Dansky's first non-fiction publication came in the academic journal Lovecraft Studies. He has since published widely in magazines and books including Green Man Review, Studies in Weird Fiction, The 100 Greatest Games series from Green Ronin, the sports blog Off-Tackle Empire, and has written for numerous collections of film essays from Ghost Show Press. His most recent non-fiction book is The Video Game Writer's Guide to Surviving an Industry That Hates You (CRC, 2025).

In 2026, Dansky received the inaugural Lifetime Achievement Award for Game Writing from the IGDA Game Writing SIG, the world's oldest professional organization dedicated to supporting game writing. In 2009 he was identified as one of the top 20 video game writers in the world by Game Developer.
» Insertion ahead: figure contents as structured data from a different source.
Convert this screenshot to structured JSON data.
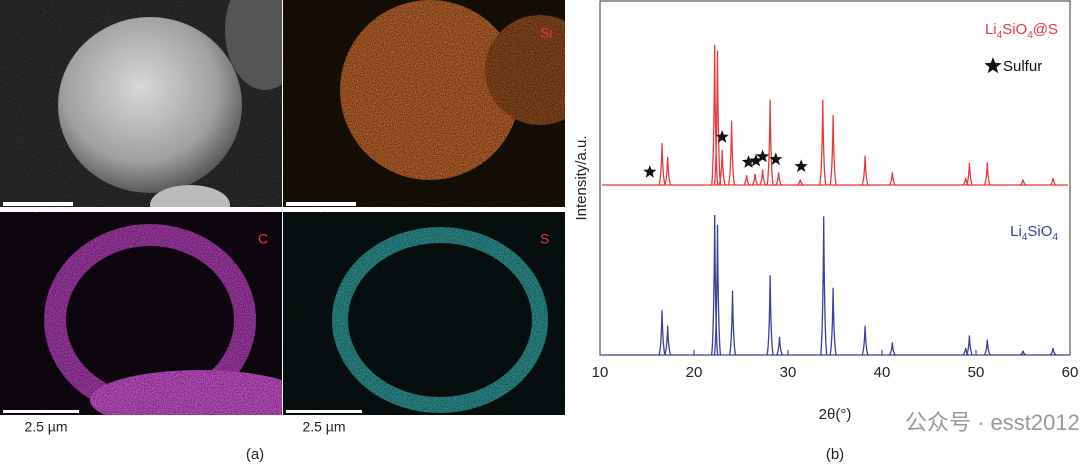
{
  "panel_a": {
    "label": "(a)",
    "element_labels": [
      "Si",
      "C",
      "S"
    ],
    "scale_bars": [
      "2.5µm",
      "2.5µm",
      "2.5 µm",
      "2.5 µm"
    ]
  },
  "chart_data": {
    "type": "spectrum",
    "panel_label": "(b)",
    "xlabel": "2θ(°)",
    "ylabel": "Intensity/a.u.",
    "xlim": [
      10,
      60
    ],
    "xticks": [
      10,
      20,
      30,
      40,
      50,
      60
    ],
    "ylim": [
      0,
      100
    ],
    "series": [
      {
        "name": "Li4SiO4@S",
        "color": "#e8383d",
        "x": [
          16.6,
          17.2,
          22.2,
          22.5,
          23.0,
          24.0,
          25.6,
          26.5,
          27.3,
          28.1,
          29.0,
          31.3,
          33.7,
          34.8,
          38.2,
          41.1,
          48.9,
          49.3,
          51.2,
          55.0,
          58.2
        ],
        "values": [
          30,
          20,
          100,
          96,
          25,
          46,
          7,
          8,
          11,
          61,
          9,
          4,
          61,
          50,
          21,
          9,
          5,
          16,
          16,
          4,
          5
        ]
      },
      {
        "name": "Li4SiO4",
        "color": "#3a3f9b",
        "x": [
          16.6,
          17.2,
          22.2,
          22.5,
          24.1,
          28.1,
          29.1,
          33.8,
          34.8,
          38.2,
          41.1,
          48.9,
          49.3,
          51.2,
          55.0,
          58.2
        ],
        "values": [
          32,
          21,
          100,
          93,
          46,
          57,
          13,
          99,
          48,
          21,
          9,
          5,
          14,
          11,
          3,
          5
        ]
      }
    ],
    "marker_legend": "Sulfur",
    "sulfur_peaks": [
      15.3,
      23.0,
      25.8,
      26.6,
      27.3,
      28.7,
      31.4
    ]
  },
  "watermark": "公众号 · esst2012"
}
A former executive of the IGDA Game Writing Special Interest Group, he has served on the advisory board on the Game Narrative Summit at GDC for close to two decades. He also adjudicated the annual Student Game Narrative Analysis Competition at GDC, helping the winning students to present poster sessions at the conference. For many years, he curated the Narrative track at East Coast Game Conference in Raleigh, North Carolina. He has also contributed to numerous books on game narrative, including Game Writing: Narrative Skills for Videogames and On Writing Horror.

His namesake, Rich Dansky, appears as a player character in the scenario "And I Feel Fine," by Geoffrey C. Grabowski, which was published in the One Shots sourcebook for Unknown Armies. He has also been referenced in Alan Wake and Far Cry 5, which features an extended side quest for a missing Bigfoot researcher named Dansky.